Teamplay

Alex’s podcast

On my last grocery run, I listened to the first episode of Alex’s podcast Text to Table, which is a discussion of Troika with David Wilkie (Anxiety Wizard). One detail jumped out at me, which was the dynamic of play that David described in his Troika game. The focus of play seemed to be more interaction between player characters rather than exploration or problem solving.

The characters in the party included a lonesome monarch, a zoanthrope, a chaos champion, and maybe some others but those are the ones I recall. In the game the zoanthrope tried to eat the king’s crown, triggering some sort of existential crisis regarding kinghood, and then there was some interaction between the king and the chaos champion, details somewhat unimportant. What I want to highlight here is the interaction of player characters as more autonomous entities as compared to a team working together to accomplish some goal. (Please read this as descriptive rather than judgmental; the game sounded memorable and fun.)

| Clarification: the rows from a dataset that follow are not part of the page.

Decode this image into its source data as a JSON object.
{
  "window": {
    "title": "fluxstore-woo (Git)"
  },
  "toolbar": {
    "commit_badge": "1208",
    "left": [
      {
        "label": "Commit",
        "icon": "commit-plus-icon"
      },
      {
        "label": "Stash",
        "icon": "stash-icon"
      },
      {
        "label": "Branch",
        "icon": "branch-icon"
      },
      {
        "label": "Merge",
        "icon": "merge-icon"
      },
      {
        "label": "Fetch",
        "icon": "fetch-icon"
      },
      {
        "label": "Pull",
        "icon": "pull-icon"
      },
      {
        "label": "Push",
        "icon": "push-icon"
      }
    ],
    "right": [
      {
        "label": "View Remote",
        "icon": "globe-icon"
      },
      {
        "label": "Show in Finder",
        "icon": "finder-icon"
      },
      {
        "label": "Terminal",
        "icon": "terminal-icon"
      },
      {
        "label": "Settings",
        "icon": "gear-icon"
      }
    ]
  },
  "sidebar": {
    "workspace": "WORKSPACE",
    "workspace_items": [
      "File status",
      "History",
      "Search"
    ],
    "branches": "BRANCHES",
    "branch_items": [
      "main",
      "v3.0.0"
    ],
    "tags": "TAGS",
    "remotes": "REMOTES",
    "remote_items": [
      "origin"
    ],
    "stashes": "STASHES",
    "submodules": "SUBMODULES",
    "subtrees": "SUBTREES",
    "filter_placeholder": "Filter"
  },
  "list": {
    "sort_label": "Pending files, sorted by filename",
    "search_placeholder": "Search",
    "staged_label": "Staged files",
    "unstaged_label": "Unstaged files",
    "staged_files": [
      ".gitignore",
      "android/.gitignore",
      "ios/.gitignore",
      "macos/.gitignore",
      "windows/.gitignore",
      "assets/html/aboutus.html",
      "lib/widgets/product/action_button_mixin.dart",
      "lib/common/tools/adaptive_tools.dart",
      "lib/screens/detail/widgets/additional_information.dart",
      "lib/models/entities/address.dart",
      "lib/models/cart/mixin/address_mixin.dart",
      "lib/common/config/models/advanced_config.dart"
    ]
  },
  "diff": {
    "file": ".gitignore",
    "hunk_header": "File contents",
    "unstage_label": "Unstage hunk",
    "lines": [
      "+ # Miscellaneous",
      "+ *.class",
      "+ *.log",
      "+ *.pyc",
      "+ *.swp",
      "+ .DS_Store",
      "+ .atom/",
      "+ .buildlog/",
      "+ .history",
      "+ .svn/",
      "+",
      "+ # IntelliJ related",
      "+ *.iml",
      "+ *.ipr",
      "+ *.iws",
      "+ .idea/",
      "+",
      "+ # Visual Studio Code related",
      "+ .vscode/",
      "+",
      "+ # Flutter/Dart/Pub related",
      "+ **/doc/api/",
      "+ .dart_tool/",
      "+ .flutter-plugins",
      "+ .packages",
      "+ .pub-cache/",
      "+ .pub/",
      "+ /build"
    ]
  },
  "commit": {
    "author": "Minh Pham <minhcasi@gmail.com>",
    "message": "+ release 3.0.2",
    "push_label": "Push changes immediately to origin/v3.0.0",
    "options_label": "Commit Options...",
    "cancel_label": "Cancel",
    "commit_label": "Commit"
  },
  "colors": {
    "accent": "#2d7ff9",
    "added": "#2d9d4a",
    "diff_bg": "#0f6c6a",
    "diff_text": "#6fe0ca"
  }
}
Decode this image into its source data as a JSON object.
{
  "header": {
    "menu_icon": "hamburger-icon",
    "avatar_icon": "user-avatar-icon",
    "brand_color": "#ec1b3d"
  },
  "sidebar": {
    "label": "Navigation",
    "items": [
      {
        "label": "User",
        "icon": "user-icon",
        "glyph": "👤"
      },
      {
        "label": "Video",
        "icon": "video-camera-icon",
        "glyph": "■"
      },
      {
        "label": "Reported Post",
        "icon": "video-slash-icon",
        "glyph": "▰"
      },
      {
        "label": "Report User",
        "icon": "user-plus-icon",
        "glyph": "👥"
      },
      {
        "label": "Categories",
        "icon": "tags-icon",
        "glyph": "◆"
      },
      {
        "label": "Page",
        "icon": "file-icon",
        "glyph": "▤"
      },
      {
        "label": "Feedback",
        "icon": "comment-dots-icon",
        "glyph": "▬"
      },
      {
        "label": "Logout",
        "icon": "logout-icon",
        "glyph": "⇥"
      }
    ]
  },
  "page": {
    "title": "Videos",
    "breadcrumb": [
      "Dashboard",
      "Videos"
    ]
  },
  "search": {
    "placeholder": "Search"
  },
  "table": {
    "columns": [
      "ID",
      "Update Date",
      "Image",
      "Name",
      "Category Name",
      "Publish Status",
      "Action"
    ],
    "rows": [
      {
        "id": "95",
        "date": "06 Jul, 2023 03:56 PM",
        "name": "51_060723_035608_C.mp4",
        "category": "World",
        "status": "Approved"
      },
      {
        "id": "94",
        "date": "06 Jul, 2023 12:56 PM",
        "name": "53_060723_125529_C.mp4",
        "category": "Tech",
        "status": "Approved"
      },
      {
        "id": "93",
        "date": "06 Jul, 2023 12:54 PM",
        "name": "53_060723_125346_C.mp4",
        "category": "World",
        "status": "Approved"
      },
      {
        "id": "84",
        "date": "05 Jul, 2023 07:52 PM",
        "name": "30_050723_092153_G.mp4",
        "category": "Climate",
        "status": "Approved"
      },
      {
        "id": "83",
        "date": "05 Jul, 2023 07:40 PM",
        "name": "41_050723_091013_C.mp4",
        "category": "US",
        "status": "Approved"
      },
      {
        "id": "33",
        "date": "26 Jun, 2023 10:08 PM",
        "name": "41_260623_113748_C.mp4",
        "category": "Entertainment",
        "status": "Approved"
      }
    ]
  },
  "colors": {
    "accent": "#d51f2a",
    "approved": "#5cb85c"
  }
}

I am always on the lookout for key play aspects that distinguish different modes and cultures of play. (For example, degree of proceduralism.) Whether players form a team working together to confront challenges (or not) seems to be another one of these key aspects of play, more interesting for the fact that it is rarely described explicitly, even in games that try to discuss things like play agendas explicitly. Looking at another game, in many ways Apocalypse World is a highly traditional design (each player controls a single character with stats, there are rules for fighting, characters improve, and so forth), but many or most of the rules (and examples in the text) seem geared toward priming confrontations between characters, resulting in a kind of soap opera dynamic. That is, much of the play seems to involve generating drama between player characters rather than navigating challenges between player characters and the fictional environment. In contrast, in TSR D&D and many OSR games, the (never? rarely?) stated assumption is that player characters form a band of picaros or commandos intent on dungeon heists. There seems to be some highly influential spectrum between autonomous interaction and team-based problem solving.

Discussing this with Eero Tuovinen, he mentioned some terminology around drama versus adventure or PvP versus PvE, which are relevant but don’t seem to quite capture the differences on this spectrum. For example, PvP seems to connote a degree of conflict that may be absent from autonomous character based games (it certainly didn’t seem like the player characters in David’s Troika game were trying to kill each other or competing directly in any way). Further, there was probably some adventure going on, so saying that the Troika game was not (categorically) an “adventure” game seems like a mistake, though maybe prioritizing drama versus prioritizing adventure gets part of the way there. This distinction does seem to underly at a deep level what it is that players are doing when they play however.

Unlike D&D, Troika ties advancement to using skills successfully rather than to a clear gameplay goal such as recovering treasure, defeating monsters, or completing event milestones, so there is some textual support underlying this mode of play, whatever your opinion on causation between text and play experience. Troika differs in many other ways from traditional play assumptions, such as the surrealist setting prompts, so there may be additional dynamics at play here, but encoded incentives seem unambiguously relevant to the question of shared goals at the least. I also think that it would be a mistake to oversimplify this to broader play culture, where “story games” are about drama based on interactions between autonomous characters and “OSR” games are about goal-oriented team play, given that the player base of Troika is probably mostly located in the OSR (or what have you) play culture.

Personally, my default mode of play tends toward team-oriented. The elements of play I enjoy most are exploration and problem solving, both when I run games and when I play games. Some media touchstones of action in these kinds of games (to reference a few TV shows) include seeing how the characters of early-seasons Lost explore the island, or how the characters in The Walking Dead manage to carve out a niche for themselves in the apocalyptic landscape. These are the team-oriented aspects of these stories. I think there are some practical advantages to team-based play in that teams support varying degrees of engagement whereas the mode of more autonomous player characters requires all players to be on point as needed, somewhat like improv, though I imagine perhaps systems could help here (providing tables of voluntary action prompts relevant to character backgrounds, for example).

2 thoughts on “Teamplay

  1. Ben Laurence (@benlaurence1)

    This is a good post. I think it’s another piece of the puzzle in seeing how a certain strand of OSR play culture hangs together. If the game is going to focus on pleasures of discovery and overcoming collective challenges, then it helps to explain why play tends not to be focused on PC conflict and drama. I wonder if Anxiety Wizard was coming to Troika with some habits developed in part by playing games that more explicitly thematize this kind of thing (i.e. Apocalypse World games).

    Reply
    1. Necropraxis Post author

      @Ben

      It did not sound like it from the conversation, but I suppose I could ask him!

      I agree there seems to be some connection between overcoming collective challenges and the pleasures of discovery.

      It is hard to imagine, say, five adventurers setting out in completely different directions and having unique exploration experiences (or at least hard to imagine that congealing into a satisfying game).